GSLB service with Site Persistence enabled not failing over or is too slow to failover to active site

book

Article ID: 374107

calendar_today

Updated On:

Products

VMware Avi Load Balancer

Issue/Introduction

GSLB service with Site Persistence enabled not failing over or is too slow to failover to active site.

Environment

- GSLB environment with multiple Active Sites.
- A GSLB service pool with 2 or more VSs from the active sites as pool members. 
- GSLB Site Persistence enabled.

Cause

- When the local pool goes down for any member VS, the VS is not marked down because there is another Site-Persistence (SP) pool associated with it.
- This SP pool is an internal construct with the VSs from the remaining participating sites as members.
- Since this pool is not going down, the local VS will not be marked down. This is by design.
- As the local VS is not marked down, its A record is still active on the GSLB DNS VS. 
- Thus, new connections can still be proxied to this site which will eventually result in failure since the local pool is down.
- Existing connections will also not failover to the active site since the GSLB pool member is not down.

Resolution

- It is recommended to have a Layer 7 DataPlane Health Monitor configured on the GSLB service as seen below. ( ex: GSLB-HTTP-HM / GSLB-HTTPS-HM / or Custom equivalent to HTTP/HTTPs HMs)

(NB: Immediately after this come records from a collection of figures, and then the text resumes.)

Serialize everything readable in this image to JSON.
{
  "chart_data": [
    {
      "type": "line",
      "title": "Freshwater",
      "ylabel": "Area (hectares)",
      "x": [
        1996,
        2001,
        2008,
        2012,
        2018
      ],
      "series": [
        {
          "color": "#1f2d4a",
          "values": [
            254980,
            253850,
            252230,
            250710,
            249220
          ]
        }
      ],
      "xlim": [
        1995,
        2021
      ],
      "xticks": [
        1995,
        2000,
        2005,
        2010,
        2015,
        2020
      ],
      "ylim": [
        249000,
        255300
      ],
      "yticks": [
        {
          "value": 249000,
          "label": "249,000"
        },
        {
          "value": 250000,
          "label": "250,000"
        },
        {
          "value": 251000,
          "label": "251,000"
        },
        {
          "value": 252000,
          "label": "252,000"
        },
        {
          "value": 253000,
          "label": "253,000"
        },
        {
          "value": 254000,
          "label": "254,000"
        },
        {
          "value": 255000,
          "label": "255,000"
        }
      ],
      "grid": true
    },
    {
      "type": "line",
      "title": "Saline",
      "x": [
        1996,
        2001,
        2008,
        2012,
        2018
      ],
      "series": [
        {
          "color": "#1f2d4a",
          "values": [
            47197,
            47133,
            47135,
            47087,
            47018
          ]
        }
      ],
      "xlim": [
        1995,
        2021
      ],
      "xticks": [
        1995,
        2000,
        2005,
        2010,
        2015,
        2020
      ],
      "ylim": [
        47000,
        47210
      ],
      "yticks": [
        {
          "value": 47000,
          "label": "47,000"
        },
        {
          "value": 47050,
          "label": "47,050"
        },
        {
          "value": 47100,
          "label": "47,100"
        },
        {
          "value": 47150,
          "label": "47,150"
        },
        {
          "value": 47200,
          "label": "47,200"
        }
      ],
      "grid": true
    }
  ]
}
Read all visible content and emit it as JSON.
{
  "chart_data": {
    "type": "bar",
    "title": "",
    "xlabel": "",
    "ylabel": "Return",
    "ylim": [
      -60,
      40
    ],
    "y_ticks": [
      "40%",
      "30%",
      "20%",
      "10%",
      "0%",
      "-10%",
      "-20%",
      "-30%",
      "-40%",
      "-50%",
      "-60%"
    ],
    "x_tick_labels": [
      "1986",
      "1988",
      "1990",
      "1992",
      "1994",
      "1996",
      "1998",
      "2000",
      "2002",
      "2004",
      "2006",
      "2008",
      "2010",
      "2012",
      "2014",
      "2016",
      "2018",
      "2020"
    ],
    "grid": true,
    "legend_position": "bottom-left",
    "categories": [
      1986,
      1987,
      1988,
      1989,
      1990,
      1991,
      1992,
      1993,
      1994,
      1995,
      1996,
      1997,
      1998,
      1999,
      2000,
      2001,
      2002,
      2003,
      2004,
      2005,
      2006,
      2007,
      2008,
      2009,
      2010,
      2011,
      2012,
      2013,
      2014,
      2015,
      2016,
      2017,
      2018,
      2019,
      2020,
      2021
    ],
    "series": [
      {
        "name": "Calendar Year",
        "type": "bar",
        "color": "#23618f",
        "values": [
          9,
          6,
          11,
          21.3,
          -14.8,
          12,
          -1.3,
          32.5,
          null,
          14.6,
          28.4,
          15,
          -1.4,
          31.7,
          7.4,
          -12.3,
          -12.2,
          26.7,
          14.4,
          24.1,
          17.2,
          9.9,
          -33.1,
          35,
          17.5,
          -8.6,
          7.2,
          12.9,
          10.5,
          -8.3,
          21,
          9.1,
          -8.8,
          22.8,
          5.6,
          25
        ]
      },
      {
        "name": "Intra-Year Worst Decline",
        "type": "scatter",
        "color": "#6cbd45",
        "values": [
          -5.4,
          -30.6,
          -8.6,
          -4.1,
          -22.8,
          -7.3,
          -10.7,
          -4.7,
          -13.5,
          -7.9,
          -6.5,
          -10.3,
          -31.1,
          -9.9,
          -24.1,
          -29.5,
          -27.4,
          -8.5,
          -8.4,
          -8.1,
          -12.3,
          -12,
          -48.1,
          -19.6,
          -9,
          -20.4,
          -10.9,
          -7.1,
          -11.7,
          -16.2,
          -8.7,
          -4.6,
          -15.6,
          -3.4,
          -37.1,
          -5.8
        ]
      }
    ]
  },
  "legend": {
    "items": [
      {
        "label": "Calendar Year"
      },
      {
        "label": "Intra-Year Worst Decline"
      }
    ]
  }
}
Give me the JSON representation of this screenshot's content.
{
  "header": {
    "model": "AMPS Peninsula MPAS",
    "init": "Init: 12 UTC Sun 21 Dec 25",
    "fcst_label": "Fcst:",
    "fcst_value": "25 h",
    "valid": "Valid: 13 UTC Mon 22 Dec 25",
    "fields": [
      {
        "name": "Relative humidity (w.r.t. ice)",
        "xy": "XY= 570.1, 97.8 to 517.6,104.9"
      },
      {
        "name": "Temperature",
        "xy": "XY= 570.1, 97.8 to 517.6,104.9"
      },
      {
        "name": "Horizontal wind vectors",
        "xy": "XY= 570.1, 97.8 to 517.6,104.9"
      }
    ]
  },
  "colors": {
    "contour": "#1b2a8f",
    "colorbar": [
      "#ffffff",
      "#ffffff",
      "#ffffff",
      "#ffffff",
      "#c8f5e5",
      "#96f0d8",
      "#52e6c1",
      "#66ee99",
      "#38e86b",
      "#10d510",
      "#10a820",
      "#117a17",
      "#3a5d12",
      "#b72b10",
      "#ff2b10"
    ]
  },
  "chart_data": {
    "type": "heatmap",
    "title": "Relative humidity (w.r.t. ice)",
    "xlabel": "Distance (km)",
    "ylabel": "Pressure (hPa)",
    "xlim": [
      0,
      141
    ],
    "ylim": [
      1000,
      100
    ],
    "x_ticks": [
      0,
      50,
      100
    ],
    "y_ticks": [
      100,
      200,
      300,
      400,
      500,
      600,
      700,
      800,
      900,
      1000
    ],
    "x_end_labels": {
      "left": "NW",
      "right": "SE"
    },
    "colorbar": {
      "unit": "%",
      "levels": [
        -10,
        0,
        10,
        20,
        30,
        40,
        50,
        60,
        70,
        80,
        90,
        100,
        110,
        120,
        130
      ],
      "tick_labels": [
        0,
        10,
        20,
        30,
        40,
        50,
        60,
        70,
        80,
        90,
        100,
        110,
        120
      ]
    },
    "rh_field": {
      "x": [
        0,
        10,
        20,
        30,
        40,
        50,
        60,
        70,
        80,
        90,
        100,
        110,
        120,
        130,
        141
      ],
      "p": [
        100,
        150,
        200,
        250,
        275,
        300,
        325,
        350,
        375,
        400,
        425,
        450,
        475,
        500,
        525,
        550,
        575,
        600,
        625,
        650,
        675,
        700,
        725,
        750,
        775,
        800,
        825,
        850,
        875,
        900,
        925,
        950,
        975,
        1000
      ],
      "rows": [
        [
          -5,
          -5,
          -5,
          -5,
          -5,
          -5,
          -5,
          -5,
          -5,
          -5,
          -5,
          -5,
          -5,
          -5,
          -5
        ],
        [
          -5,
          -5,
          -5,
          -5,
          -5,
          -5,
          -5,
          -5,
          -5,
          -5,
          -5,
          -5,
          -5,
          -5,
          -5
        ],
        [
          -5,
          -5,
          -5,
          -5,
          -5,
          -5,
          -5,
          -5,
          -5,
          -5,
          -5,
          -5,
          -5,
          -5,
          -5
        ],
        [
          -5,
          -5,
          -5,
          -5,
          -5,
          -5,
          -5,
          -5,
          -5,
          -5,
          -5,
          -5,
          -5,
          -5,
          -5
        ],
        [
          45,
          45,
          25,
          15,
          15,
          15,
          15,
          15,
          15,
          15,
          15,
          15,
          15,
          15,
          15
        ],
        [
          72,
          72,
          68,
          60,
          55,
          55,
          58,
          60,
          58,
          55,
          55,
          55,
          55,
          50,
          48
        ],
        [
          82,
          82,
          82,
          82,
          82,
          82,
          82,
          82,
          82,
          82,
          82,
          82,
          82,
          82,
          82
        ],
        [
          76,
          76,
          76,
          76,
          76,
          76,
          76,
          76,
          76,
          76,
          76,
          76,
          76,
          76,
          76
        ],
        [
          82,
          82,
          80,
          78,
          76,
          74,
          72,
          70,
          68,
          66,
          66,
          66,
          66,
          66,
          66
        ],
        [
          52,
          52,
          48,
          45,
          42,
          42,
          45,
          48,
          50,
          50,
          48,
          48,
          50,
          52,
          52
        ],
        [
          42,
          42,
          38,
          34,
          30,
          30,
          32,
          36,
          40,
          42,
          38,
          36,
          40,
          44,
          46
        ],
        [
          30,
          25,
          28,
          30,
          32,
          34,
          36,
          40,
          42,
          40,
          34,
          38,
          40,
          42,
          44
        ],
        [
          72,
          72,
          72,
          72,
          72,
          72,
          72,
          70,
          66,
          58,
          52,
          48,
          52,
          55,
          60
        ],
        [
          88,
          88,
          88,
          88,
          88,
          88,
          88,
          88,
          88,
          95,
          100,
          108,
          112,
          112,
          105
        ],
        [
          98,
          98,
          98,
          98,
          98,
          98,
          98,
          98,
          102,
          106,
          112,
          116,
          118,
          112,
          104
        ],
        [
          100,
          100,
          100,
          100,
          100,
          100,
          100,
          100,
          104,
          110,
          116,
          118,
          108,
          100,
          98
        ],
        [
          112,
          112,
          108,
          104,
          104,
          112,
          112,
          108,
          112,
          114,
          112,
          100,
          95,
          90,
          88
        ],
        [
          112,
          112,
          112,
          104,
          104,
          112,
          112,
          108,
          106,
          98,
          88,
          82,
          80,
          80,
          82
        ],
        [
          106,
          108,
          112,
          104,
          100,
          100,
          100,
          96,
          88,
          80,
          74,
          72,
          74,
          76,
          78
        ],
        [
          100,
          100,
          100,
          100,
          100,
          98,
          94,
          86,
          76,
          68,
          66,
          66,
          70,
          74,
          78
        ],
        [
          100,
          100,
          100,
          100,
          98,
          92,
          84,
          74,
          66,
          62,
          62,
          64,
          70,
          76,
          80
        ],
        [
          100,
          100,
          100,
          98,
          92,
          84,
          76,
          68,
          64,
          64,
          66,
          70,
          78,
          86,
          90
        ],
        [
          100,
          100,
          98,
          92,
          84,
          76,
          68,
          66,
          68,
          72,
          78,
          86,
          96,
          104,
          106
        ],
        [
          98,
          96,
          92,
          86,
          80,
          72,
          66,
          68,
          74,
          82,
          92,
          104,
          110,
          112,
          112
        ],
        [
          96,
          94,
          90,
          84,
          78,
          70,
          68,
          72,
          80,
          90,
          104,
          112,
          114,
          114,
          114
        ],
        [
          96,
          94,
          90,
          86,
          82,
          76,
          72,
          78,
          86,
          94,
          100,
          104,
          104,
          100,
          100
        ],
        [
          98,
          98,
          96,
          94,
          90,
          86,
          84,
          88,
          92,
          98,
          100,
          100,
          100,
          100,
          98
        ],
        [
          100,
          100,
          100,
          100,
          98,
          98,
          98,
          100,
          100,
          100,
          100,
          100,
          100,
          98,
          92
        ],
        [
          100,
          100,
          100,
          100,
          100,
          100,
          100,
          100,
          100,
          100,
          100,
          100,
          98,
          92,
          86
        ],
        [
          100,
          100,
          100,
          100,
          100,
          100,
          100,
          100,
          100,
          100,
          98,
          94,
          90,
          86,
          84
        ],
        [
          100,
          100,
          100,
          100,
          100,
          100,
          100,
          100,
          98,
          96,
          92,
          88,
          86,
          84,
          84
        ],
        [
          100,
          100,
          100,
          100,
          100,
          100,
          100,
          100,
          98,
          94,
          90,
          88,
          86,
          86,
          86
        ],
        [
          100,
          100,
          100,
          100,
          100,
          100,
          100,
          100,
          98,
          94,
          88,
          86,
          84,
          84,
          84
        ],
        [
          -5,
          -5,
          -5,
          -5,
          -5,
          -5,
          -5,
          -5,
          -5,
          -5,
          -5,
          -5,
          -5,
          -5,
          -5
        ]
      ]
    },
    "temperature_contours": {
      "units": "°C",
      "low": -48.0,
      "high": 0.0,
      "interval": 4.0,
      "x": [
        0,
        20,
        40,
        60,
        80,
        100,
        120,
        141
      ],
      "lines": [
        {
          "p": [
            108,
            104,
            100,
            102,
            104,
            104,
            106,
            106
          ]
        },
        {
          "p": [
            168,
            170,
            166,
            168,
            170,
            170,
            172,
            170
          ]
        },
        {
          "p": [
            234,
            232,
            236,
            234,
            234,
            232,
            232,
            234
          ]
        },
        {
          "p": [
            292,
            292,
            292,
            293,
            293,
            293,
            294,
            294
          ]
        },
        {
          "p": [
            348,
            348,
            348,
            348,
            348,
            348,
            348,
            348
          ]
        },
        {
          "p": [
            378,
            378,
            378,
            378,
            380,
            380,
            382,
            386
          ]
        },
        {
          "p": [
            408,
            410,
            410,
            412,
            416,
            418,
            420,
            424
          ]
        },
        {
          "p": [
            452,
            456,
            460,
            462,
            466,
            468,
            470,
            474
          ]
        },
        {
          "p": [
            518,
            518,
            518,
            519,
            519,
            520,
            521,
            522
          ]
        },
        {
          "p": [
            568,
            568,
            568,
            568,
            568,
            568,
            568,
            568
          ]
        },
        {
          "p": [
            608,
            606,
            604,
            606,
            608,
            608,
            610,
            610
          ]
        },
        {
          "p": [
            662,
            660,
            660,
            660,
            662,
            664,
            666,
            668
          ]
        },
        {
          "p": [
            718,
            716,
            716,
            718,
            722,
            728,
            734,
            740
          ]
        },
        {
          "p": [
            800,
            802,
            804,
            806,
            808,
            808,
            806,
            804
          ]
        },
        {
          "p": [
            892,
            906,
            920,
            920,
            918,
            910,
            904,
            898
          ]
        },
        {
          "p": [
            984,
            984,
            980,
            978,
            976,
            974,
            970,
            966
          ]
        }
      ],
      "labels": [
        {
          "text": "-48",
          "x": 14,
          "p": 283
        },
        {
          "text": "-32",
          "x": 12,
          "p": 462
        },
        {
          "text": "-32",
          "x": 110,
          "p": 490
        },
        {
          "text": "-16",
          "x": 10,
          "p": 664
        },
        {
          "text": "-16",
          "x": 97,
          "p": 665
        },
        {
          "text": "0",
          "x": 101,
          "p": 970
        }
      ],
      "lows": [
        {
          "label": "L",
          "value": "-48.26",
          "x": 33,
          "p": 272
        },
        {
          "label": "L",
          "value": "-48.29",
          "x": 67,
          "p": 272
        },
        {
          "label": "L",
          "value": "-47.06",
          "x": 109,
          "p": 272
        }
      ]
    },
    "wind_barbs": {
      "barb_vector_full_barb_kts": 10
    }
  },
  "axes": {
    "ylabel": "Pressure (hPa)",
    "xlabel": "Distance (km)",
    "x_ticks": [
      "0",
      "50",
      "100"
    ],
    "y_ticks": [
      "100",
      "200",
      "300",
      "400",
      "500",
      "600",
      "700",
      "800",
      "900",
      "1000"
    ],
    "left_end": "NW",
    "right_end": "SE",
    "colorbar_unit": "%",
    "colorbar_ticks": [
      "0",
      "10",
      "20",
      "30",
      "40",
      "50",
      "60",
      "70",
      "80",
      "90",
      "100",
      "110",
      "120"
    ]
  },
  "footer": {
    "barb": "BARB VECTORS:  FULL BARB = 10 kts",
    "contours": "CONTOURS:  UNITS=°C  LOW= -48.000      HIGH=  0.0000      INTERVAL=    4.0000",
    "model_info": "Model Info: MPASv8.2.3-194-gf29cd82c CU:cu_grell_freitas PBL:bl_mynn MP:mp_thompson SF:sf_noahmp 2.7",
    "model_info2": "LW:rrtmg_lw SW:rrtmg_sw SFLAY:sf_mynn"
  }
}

- These health checks will be performed from the SEs hosting the GSLB DNS service.
- The idea is that, when the local pool goes down, the GSLB HM will fail. When the HM fails, the GS pool member will be marked down. 
- Consequently, the A recored for that IP will be taken off of the DNS VSs. Thus, new connections will only be served with the IP of the member that is UP.
- Existing connections will also be failed over to the active site on the next DNS refresh.
- In cases where the failover is slow, we need to check the timers on the configured GSLB L7 HM.
- The HM will have a "Send Interval" and a "Failed Checks" field configured.
- These fields determine the time it takes the GSLB service to mark its pool member down.
- Say the Send Interval is set to 15 secs, and Failed checks is 3. In this case, it can take upto 45 secs (Send Interval*Failed checks) for the GSLB service to mark a pool member down. 
- If this is too long, these fields can be tweaked to reduce the failover time. 
- However, they should not be too aggressive as it can lead to continual flips or false failures.